Instead, I have chosen to use vsearch dereplicate-sequences after step 4 to produce my feature tables and begin by diversity analysis. Am I correct in thinking that the only way to examine diversity metrics is by creating a feature table and the only ways to create feature tables are through 1) DADA2; 2) deblur; 3) vsearch dereplicate-sequences?
Thanks for the update. I'll start with specific questions. (We can discuss your pipeline later, if you would like.)
Deblur makes use of a reference, which is both a pro and a con; your results are biased by / consistent with that reference database.

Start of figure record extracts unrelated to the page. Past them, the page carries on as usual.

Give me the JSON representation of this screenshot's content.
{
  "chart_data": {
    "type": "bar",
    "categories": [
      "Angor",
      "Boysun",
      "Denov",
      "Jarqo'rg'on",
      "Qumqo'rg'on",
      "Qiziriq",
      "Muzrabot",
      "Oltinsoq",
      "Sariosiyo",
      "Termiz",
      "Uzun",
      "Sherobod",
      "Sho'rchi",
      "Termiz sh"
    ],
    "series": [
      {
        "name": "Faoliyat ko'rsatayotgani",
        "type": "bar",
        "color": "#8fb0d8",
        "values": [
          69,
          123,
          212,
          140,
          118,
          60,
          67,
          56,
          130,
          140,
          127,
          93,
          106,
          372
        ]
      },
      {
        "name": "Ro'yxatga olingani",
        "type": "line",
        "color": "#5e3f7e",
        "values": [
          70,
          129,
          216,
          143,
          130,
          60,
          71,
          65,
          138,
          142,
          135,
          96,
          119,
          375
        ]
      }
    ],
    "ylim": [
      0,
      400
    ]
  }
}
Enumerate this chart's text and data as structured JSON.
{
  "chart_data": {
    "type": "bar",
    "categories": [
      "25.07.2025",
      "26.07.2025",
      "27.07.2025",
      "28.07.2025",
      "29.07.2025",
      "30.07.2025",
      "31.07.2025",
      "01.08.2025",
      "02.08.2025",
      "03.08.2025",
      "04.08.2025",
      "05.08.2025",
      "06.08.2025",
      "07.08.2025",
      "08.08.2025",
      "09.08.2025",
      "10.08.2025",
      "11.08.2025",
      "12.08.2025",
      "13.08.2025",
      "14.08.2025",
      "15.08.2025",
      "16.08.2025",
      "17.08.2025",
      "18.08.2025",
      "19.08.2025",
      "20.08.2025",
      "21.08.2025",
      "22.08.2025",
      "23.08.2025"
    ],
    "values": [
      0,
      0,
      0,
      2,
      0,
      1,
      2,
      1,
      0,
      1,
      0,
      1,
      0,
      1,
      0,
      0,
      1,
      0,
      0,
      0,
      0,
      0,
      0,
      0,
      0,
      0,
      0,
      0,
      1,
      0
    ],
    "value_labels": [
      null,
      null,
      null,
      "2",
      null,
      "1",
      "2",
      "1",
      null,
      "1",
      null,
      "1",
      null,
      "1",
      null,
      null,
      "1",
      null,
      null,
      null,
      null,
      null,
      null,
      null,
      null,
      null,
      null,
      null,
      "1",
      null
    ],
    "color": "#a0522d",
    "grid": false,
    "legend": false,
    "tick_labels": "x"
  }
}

You could denoise with dada2, which does not use a reference. Or you could cluster reads into OTUs using vsearch cluster-features-de-novo after dereplicating them, also without a reference.
Yes, those are you 3 options within Qiime2 at the moment. Using vsearch dereplicate-sequencesis usually followed by some sort of OTU clustering or counting, but just dereplication does give you a feature table.
This is correct, and this is a key point! To get the Shannon diversity of reads, you first have to count those reads, and the same goes for ASVs / OTUs / mammals , etc.
The plugin vsearch dereplicate-sequences counts reads. DADA2 will denoises reads into ASVs and count those. The plugin vsearch dereplicate-sequences + cluster-features-de-novo will cluster reads into de novo OTUs, and report counts of OTUs.